El mercado del arte, por supuesto, respondió con entusiasmo, como siempre frente a la aparente rebeldía. Sus obras alcanzan precios estratosféricos en las subastas, culminando en 16,8 millones de euros en 2017 por “Untitled (S III Released to France Face 43.14)”. Pero no se equivoque, Grotjahn no es un rebelde de fachada. Está profundamente arraigado en una tradición pictórica que lleva a sus últimos extremos.
Esta dualidad entre tradición e innovación es particularmente visible en su manera de tratar la superficie pictórica. Las capas de pintura se acumulan como estratos geológicos, creando una topografía compleja que recuerda los relieves accidentados de las Montañas Rocosas. Se podría ver una metáfora de la historia de la pintura misma, cada capa representando un nuevo intento de empujar los límites del medio.

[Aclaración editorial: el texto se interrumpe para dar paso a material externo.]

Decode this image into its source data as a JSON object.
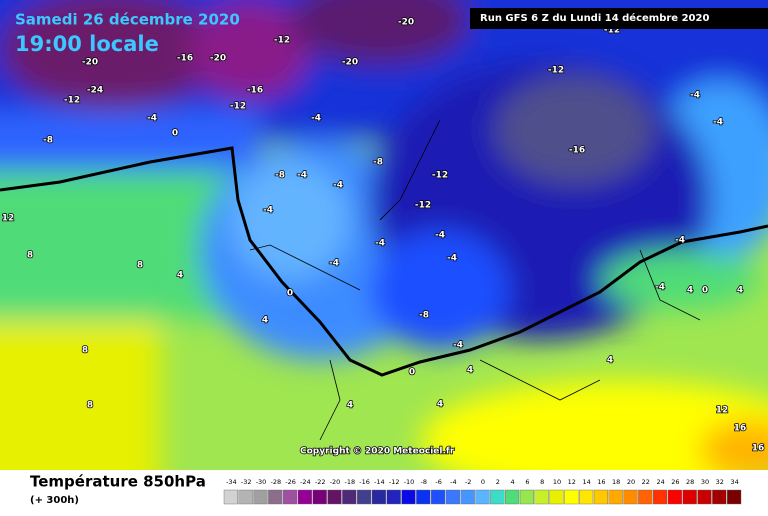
{
  "header": {
    "date": "Samedi 26 décembre 2020",
    "time": "19:00 locale",
    "run": "Run GFS 6 Z du Lundi 14 décembre 2020"
  },
  "copyright": "Copyright © 2020 Meteociel.fr",
  "legend": {
    "title": "Température 850hPa",
    "subtitle": "(+ 300h)",
    "scale": [
      -34,
      -32,
      -30,
      -28,
      -26,
      -24,
      -22,
      -20,
      -18,
      -16,
      -14,
      -12,
      -10,
      -8,
      -6,
      -4,
      -2,
      0,
      2,
      4,
      6,
      8,
      10,
      12,
      14,
      16,
      18,
      20,
      22,
      24,
      26,
      28,
      30,
      32,
      34
    ],
    "colors": [
      "#d2d2d2",
      "#b4b4b4",
      "#a0a0a0",
      "#8c6e8c",
      "#a050a0",
      "#960096",
      "#780078",
      "#641464",
      "#502878",
      "#40408c",
      "#2828a0",
      "#2323be",
      "#0a0ae6",
      "#0a32f0",
      "#1e50ff",
      "#3c78ff",
      "#4696ff",
      "#5ab4ff",
      "#3cdcc8",
      "#50dc78",
      "#96e650",
      "#c8f028",
      "#e6f000",
      "#ffff00",
      "#ffe600",
      "#ffc800",
      "#ffaa00",
      "#ff8c00",
      "#ff6400",
      "#ff3200",
      "#ff0000",
      "#dc0000",
      "#c80000",
      "#a00000",
      "#780000"
    ]
  },
  "map_labels": [
    -24,
    -20,
    -16,
    -20,
    -12,
    -8,
    -4,
    0,
    -12,
    -20,
    -16,
    -12,
    -4,
    -12,
    -16,
    -12,
    -8,
    -8,
    -4,
    -4,
    -4,
    -12,
    -4,
    -4,
    -4,
    0,
    -4,
    -8,
    -4,
    0,
    4,
    -4,
    4,
    0,
    -4,
    -4,
    4,
    8,
    8,
    4,
    4,
    8,
    12,
    4,
    4,
    8,
    12,
    16,
    16,
    4,
    -4,
    -12,
    -20
  ]
}
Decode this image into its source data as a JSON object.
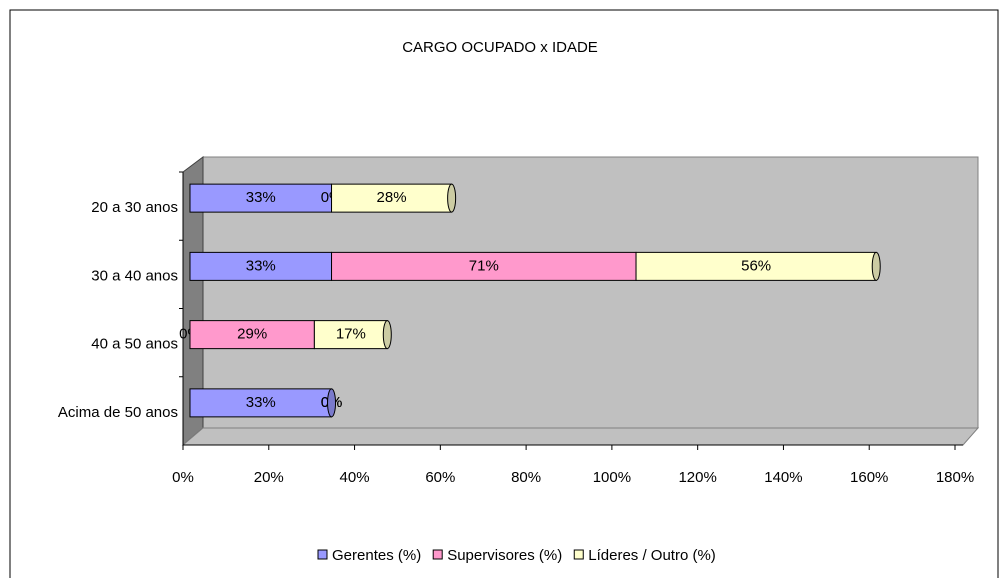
{
  "chart_data": {
    "type": "stacked-bar-horizontal",
    "title": "CARGO OCUPADO x IDADE",
    "categories": [
      "20 a 30 anos",
      "30 a 40 anos",
      "40 a 50 anos",
      "Acima de 50 anos"
    ],
    "series": [
      {
        "name": "Gerentes (%)",
        "color": "#9999ff",
        "values": [
          33,
          33,
          0,
          33
        ],
        "value_labels": [
          "33%",
          "33%",
          "0%",
          "33%"
        ]
      },
      {
        "name": "Supervisores (%)",
        "color": "#ff99cc",
        "values": [
          0,
          71,
          29,
          0
        ],
        "value_labels": [
          "0%",
          "71%",
          "29%",
          "0%"
        ]
      },
      {
        "name": "Líderes / Outro (%)",
        "color": "#ffffcc",
        "values": [
          28,
          56,
          17,
          0
        ],
        "value_labels": [
          "28%",
          "56%",
          "17%",
          "0%"
        ]
      }
    ],
    "xlim": [
      0,
      180
    ],
    "xticks": [
      {
        "value": 0,
        "label": "0%"
      },
      {
        "value": 20,
        "label": "20%"
      },
      {
        "value": 40,
        "label": "40%"
      },
      {
        "value": 60,
        "label": "60%"
      },
      {
        "value": 80,
        "label": "80%"
      },
      {
        "value": 100,
        "label": "100%"
      },
      {
        "value": 120,
        "label": "120%"
      },
      {
        "value": 140,
        "label": "140%"
      },
      {
        "value": 160,
        "label": "160%"
      },
      {
        "value": 180,
        "label": "180%"
      }
    ],
    "legend": "bottom"
  }
}
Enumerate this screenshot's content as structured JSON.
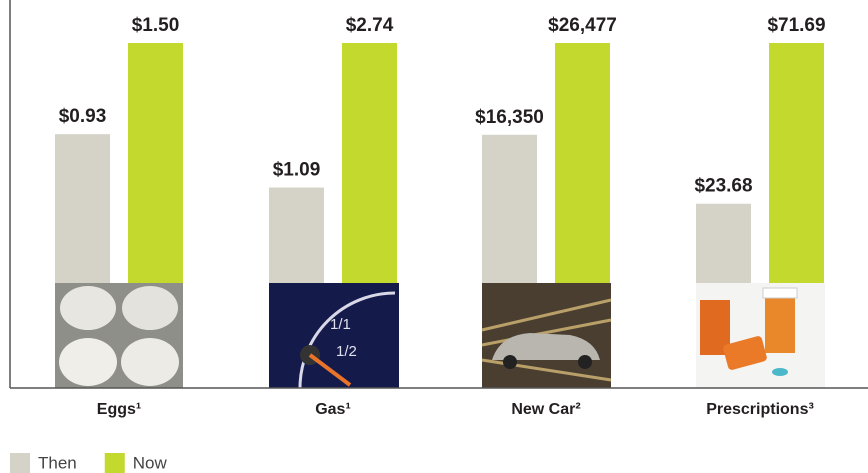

Si algunos críticos ven en su trabajo una simple continuación del modernismo tardío, pierden lo esencial. Grotjahn no se limita a reciclar las formas del pasado, las digiere y las transforma en algo radicalmente nuevo. Eso es lo que Roland Barthes llamaba el “grado cero de la escritura”, aplicado aquí a la pintura: un intento de crear un lenguaje visual que escape a las convenciones mientras las reconoce.
Su proceso creativo es tan fascinante como el resultado final. Trabaja obsesivamente, pasando horas aplicando y rascando la pintura, creando superficies que parecen tener vida propia. Este enfoque recuerda lo que Gilles Deleuze escribió sobre Francis Bacon, la idea de que la pintura debe capturar las fuerzas invisibles que atraviesan el cuerpo.
Los “Face Paintings” en particular revelan una tensión constante entre orden y caos. Los rostros emergen de las capas de pintura como espectros, a la vez presentes y ausentes. Es como si Grotjahn buscara captar ese momento preciso donde la figura emerge de la abstracción, o tal vez al revés, el momento en que se disuelve en ella.
Esta ambigüedad deliberada está en el corazón de su práctica. Mientras muchos artistas contemporáneos buscan imponer un mensaje claro, Grotjahn prefiere cultivar la incertidumbre. Sus obras resisten la interpretación fácil, obligando al espectador a involucrarse activamente en el proceso de creación del sentido.
Hay algo profundamente americano en este enfoque, una especie de pragmatismo pictórico que recuerda los escritos de William James sobre la experiencia directa. Grotjahn no se pierde en teorías abstractas, explora directamente las posibilidades físicas de su medio.
Pero detrás de esta aparente espontaneidad se esconde una reflexión profunda sobre la naturaleza misma de la pintura. Cada gesto, cada elección de color es el resultado de años de experimentación e investigación. Esto es lo que Michel Foucault habría llamado una “arqueología del conocimiento pictórico”.
El trabajo de Mark Grotjahn nos recuerda que la pintura no está muerta, a diferencia de lo que algunos quisieran hacernos creer. Está bien viva, palpitante, incluso peligrosa. Grotjahn mantiene una práctica que es a la vez profundamente seria y radicalmente experimental.
No está simplemente pintando cuadros, está redefiniendo lo que la pintura puede ser en el siglo XXI. Y mientras algunos continúan debatiendo sobre la relevancia de la pintura abstracta en nuestro mundo digital, Grotjahn sigue tranquilamente empujando los límites de lo que es posible con pintura sobre una superficie plana.
Su trabajo nos recuerda que el arte no es una actividad decorativa amable destinada a alegrar las paredes de los apartamentos burgueses. Es un enfrentamiento brutal con la materia, una lucha constante por arrancar sentido del caos. Y en esta lucha, Grotjahn se revela como uno de los combatientes más feroces y decididos de su generación.